# Melissa - Largenlovely



## Big_Belly_Lover (Nov 9, 2010)

Hi guys,

Apologies if this is the wrong place for this or if someones already asked but I just wondered how Melissa aka Largenlovely is and where she's got to as I've not really seen her around here lately, also she's not updated her site in awhile lol...

Thanks!

Matt.


----------



## disconnectedsmile (Nov 9, 2010)

um...
http://dimensionsmagazine.com/forums/showthread.php?p=1599268#post1599268


----------



## Weirdo890 (Nov 9, 2010)

Big_Belly_Lover said:


> Hi guys,
> 
> Apologies if this is the wrong place for this or if someones already asked but I just wondered how Melissa aka Largenlovely is and where she's got to as I've not really seen her around here lately, also she's not updated her site in awhile lol...
> 
> ...



I believe she has ended updating her website. I don't know what she's doing now.


----------



## MissStacie (Nov 10, 2010)

and all over the boards if you read anything other than the paysite board


----------



## Jes (Nov 10, 2010)

MissStacie said:


> and all over the boards if you read anything other than the paysite board



hahaha.
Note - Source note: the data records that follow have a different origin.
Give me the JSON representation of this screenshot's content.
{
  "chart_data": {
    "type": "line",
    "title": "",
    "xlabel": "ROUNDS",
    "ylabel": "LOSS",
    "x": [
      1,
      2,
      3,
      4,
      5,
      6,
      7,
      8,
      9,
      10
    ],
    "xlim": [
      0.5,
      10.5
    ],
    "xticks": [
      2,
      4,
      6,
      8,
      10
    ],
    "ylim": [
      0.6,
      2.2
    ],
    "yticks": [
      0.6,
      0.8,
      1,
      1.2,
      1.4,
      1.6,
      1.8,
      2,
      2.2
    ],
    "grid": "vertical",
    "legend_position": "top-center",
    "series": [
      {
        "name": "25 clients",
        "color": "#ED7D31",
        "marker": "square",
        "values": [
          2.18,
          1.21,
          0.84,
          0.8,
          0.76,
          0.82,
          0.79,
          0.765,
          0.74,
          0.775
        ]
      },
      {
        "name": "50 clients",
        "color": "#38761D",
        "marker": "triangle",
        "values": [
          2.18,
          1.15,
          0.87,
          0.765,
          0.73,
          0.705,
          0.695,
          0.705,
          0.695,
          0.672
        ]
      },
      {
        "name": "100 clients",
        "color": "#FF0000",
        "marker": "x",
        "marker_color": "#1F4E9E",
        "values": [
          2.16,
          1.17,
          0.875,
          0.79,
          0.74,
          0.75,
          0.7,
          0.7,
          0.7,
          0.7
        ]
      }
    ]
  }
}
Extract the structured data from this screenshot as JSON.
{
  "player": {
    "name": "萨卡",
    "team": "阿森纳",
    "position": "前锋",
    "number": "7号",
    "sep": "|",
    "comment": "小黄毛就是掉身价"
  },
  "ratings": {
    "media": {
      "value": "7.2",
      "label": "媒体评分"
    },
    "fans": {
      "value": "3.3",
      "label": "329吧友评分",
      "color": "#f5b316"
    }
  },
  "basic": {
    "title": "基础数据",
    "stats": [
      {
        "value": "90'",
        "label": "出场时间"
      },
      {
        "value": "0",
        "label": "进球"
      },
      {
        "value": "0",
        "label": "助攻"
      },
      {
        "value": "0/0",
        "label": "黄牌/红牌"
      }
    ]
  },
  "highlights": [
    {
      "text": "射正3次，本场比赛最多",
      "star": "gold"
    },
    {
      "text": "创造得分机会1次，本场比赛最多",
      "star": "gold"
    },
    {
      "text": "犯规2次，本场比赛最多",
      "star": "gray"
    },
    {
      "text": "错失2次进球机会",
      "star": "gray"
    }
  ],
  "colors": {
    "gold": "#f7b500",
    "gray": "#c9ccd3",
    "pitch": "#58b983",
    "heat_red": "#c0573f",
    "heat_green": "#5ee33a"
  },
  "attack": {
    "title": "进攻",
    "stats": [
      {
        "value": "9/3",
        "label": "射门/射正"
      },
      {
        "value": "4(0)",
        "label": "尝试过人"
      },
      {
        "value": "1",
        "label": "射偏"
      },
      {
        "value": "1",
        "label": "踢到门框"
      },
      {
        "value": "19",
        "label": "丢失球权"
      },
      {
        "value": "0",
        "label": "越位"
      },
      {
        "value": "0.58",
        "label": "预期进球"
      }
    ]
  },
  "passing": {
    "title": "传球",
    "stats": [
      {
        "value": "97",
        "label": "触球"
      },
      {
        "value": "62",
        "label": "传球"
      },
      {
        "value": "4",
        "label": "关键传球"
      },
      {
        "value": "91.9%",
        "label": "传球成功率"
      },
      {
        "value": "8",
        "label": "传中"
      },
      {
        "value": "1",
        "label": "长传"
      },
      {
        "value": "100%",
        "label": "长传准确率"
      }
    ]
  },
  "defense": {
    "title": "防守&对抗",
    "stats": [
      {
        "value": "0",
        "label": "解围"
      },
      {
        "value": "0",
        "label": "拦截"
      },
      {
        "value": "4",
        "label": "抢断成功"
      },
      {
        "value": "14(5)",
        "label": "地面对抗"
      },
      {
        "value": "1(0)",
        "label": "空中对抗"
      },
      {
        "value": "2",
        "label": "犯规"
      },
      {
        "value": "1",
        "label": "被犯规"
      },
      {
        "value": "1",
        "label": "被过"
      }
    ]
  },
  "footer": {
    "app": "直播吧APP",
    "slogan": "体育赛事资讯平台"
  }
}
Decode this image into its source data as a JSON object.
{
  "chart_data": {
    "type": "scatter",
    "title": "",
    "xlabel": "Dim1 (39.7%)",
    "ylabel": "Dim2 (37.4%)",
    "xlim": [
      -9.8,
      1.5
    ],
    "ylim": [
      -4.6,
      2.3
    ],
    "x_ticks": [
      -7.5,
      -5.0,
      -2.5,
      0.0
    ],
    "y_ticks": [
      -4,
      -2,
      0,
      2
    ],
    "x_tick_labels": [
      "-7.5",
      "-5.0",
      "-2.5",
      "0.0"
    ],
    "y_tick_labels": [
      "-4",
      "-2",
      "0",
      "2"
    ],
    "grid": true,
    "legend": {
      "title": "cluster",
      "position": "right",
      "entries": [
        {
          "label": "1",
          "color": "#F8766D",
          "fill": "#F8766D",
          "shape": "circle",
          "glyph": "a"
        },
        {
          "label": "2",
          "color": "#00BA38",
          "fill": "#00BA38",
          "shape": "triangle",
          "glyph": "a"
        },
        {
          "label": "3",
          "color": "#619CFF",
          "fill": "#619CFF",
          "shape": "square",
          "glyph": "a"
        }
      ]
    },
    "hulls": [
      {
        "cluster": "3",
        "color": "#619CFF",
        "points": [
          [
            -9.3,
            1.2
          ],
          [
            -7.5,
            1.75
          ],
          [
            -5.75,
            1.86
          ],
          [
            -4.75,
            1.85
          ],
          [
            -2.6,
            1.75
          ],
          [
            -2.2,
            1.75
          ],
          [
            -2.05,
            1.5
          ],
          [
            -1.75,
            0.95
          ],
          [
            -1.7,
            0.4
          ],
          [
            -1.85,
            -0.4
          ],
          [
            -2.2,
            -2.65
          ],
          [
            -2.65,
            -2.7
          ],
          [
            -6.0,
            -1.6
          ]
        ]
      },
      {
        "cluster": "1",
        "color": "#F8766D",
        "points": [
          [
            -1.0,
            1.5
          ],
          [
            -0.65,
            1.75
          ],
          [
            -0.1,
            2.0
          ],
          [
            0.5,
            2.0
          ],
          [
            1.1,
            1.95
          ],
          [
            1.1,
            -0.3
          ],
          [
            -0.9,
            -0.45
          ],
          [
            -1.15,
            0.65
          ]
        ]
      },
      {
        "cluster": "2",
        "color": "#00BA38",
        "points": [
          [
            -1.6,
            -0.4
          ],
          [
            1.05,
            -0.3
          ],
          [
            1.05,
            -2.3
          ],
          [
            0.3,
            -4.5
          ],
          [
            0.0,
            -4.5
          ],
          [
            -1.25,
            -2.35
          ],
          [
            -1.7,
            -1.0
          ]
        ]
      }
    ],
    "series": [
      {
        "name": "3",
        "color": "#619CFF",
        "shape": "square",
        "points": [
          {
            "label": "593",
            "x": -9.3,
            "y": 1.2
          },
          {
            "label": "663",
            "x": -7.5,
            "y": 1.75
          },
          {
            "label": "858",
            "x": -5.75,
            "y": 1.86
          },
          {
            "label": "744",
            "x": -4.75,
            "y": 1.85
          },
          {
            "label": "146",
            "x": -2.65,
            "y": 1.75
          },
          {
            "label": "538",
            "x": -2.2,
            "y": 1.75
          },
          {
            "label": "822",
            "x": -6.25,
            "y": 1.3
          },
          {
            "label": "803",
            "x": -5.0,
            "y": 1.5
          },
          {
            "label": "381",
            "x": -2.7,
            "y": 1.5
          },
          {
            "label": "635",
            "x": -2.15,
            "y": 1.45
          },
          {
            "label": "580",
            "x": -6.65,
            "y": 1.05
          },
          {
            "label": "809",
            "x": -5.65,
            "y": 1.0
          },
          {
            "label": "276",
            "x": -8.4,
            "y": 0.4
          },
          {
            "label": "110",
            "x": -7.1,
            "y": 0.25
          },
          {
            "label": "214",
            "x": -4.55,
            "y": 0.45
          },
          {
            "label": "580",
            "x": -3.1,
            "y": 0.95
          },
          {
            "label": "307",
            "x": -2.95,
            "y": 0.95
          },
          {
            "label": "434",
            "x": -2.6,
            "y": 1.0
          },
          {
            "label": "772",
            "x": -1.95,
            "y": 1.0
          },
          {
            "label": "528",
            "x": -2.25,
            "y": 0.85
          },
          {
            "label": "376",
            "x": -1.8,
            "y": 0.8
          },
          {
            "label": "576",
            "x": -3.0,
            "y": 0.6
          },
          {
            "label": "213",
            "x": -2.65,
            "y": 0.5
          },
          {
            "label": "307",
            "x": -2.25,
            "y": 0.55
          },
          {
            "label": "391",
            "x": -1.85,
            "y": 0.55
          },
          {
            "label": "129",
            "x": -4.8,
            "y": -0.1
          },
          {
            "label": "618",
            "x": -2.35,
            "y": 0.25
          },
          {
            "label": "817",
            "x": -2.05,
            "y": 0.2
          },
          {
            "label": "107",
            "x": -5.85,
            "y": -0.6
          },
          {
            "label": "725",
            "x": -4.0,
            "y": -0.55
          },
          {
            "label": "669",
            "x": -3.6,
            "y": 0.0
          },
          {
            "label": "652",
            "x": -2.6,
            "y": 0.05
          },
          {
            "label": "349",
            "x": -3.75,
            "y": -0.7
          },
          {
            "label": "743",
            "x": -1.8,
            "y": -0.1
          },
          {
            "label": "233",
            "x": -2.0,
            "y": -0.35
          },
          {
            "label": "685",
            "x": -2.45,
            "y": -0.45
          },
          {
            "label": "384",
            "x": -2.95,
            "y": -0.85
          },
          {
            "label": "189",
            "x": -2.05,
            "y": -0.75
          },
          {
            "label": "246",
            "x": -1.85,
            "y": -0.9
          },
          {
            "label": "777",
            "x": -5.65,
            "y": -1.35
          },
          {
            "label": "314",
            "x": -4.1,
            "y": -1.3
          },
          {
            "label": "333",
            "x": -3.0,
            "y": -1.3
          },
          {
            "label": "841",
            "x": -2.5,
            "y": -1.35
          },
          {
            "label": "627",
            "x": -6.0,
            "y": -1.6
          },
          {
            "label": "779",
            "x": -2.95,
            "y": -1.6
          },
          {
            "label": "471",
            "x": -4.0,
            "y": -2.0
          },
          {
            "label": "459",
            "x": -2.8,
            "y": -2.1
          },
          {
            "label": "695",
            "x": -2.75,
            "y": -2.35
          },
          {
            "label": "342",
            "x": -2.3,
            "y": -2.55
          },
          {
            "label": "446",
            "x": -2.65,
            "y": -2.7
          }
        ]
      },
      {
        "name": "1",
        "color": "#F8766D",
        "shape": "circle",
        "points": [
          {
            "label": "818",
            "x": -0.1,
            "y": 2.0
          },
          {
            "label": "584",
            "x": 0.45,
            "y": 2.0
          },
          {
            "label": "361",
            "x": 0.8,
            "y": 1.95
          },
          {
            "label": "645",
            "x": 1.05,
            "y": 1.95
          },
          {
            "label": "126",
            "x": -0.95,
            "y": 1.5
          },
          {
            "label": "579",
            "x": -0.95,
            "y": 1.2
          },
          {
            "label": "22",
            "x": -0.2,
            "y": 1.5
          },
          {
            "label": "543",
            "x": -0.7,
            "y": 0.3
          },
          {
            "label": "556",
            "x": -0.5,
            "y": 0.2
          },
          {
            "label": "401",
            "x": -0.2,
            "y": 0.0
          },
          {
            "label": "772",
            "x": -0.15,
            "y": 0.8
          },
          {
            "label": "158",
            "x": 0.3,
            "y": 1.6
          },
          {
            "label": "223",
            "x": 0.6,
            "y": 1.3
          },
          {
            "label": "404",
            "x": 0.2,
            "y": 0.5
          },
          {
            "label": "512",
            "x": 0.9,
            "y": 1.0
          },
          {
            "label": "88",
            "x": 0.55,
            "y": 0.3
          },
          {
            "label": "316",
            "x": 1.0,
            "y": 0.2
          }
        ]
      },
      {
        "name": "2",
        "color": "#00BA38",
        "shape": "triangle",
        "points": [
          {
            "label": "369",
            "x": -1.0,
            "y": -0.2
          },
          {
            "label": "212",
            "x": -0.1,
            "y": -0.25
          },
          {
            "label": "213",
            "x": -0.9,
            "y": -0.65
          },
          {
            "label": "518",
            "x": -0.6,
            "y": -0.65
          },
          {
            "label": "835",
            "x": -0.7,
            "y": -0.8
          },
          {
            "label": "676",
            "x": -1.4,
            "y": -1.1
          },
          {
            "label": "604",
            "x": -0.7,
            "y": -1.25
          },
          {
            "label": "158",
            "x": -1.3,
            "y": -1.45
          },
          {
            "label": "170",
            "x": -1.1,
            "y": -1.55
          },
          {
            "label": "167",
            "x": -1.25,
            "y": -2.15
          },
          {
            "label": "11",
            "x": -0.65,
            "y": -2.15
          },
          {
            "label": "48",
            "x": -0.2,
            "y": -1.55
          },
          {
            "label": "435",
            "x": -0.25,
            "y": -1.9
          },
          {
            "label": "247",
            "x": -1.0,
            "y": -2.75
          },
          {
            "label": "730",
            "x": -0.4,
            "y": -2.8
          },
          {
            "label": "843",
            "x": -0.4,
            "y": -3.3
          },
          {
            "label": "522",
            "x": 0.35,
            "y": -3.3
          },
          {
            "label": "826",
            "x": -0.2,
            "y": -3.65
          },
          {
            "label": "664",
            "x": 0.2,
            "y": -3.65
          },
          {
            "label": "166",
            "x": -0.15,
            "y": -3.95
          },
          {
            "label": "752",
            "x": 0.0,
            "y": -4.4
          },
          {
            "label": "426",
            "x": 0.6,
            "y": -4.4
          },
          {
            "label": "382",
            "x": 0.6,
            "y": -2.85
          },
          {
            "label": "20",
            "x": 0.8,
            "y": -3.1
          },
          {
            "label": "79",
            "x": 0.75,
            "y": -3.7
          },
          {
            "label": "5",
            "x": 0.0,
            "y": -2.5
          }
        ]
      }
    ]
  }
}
I laughed.

Have people never thought to do a username search and see most recent posts? If someone is just asking about a paysite update, that's a different question than 'has anyone seen xyz around?' The latter question will garner a different response, so be sure to be clear about what you're asking, everyone.


----------



## largenlovely (Nov 10, 2010)

yep i'm still around  just not updating the site anymore..moving on to the next part of my life. Thanks for the concern though 

but yeah..i have been posting on other boards lol


----------



## MattB (Nov 10, 2010)

There she is!!


----------



## ThatFatGirl (Nov 10, 2010)

There really should be something in the Dims Forums TOS about not simply titling threads with a member's name. Once again I clicked this hoping I wasn't about to read some horrible news. 

Glad all is well.


----------



## largenlovely (Nov 10, 2010)

Eeep!!  i didn't think of that...but yes, i'm glad there's no horrible news either lol



ThatFatGirl said:


> There really should be something in the Dims Forums TOS about not simply titling threads with a member's name. Once again I clicked this hoping I wasn't about to read some horrible news.
> 
> Glad all is well.


----------